Enormous progress can actually be achieved independently from the process of treaty revision even at European level, for instance with the (in)direct and political election of the president of the European Commission. Many other opportunities, however, are in the hands of each individual member state and its political class. National politicians could do a lot to address the democratic deficit of the EU, if only they were willing to do so.

What follows is a simple proposal which could inspire national leaders to fight back against the neo-nationalist politicians popping up in their constituencies.

The Council, all over again?

Few people among the public at large are aware that this powerful chamber of the EU, the Council of the European Union, besides being one of the least transparent and least democratic bodies of the Union, is actually also an institution with 'variable geometry'. This is true in both directions: there is horizontal variable geometry, when the Council brings together ministers from different member countries to discuss and vote on sectoral issues. And there's vertical variable geometry, as the overwhelming majority of the negotiations (and votes) do not happen at ministerial level (ministers do not have time to spend weeks in Brussels defining details of legislation).

Most of the power of the Council stays in hands of the Permanent Representatives, who are chosen by national governments as their 'ambassadors' in Brussels and hold negotiations in Coreper, the Committee of Permanent Representatives. They negotiate national positions on all the normal legislative acts, and they seek agreements with the 'lower chamber', the European Parliament. They are the true 'upper chamber' of the Union, as national ministries, most of the time, ratify only with minor changes the agreements struck in Coreper meetings.

In contrast to members of the European Parliament, however, most of the Permanent Representatives (or ambassadors) have never faced a popular vote. They are selected by their national government as purely as an expression of the national interest, and they cannot be held accountable to the electorate for their decisions. In other words, Coreper is an essential institution of the current set-up of the EU, but is also one of the main sources of democratic deficit. How can this essential issue be addressed without harming the working machine of the EU?

It’s as easy as it seems!

The solution to this is elegantly simple and does not require any stressful European Summit for it to be agreed upon. Moreover, it would make happy thousands of national MPs all over the Union, if national parliaments are indeed desperately seeking a role in the decision-making process of the European Union which none of the current procedures would ever provide.

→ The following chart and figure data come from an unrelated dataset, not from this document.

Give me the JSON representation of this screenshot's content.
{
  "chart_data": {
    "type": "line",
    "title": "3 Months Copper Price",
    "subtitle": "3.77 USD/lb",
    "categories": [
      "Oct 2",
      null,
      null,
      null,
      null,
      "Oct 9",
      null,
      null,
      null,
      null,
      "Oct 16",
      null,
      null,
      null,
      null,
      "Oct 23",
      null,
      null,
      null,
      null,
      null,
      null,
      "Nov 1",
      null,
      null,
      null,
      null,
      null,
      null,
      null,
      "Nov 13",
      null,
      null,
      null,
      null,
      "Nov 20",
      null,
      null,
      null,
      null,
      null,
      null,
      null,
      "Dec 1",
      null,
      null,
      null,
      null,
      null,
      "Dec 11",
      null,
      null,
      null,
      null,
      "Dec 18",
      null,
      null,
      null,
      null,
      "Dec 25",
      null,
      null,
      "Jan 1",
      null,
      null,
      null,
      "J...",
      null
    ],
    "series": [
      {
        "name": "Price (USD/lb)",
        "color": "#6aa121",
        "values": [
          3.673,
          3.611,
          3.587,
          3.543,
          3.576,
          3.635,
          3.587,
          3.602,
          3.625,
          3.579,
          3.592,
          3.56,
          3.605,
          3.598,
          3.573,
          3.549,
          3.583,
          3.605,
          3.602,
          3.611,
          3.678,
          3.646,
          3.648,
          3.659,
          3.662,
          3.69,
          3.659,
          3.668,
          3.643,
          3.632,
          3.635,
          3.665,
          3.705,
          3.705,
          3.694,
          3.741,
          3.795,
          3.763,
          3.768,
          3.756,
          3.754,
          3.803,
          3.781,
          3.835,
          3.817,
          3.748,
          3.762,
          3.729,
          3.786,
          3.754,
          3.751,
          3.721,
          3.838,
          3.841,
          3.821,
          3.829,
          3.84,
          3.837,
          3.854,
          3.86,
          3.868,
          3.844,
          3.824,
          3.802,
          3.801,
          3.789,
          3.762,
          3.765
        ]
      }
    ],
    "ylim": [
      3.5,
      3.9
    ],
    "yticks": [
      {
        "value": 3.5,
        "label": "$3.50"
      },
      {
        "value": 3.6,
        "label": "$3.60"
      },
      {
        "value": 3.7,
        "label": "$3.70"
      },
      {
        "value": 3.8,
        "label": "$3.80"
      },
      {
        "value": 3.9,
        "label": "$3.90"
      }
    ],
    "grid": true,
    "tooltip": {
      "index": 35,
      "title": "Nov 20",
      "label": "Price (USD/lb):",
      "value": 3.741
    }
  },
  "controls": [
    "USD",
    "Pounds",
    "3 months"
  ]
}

The idea is simple: at each new national election, let national parliaments elect, within the ranks of the government majority, the Permanent Representatives. There is no need for coordination here: a single national government could act independently in initiating this new procedure for democratising the Council when they consider it more appropriate. Some would maybe never do that, and they will be accountable for that to their citizens. But others will, increasing the role of parliaments and of citizens in the daily management of European affairs. The position could simply be renewed at each national election: over time, citizens will learn that voting for the national parliament does matter for Europe. and, again, it must be stressed that no treaty change or comprehensive agreement is needed: national governments will independently decide on the issue.

In the long run, the Council would become, progressively, a real Chamber of Nations, rightfully counter-balancing the Chamber of the Union. Democracy has subtle ways of proceeding when great constitutional agreements are missing, and the 'parliamentarisation' of the Council would surely be one of them, a small step forward in European integration that would strike a deadly blow to the (true) foundations of the resurgent neo-nationalist rhetoric. The Union, its member states with their parliaments, and most of all, citizens, would greatly benefit from such a change.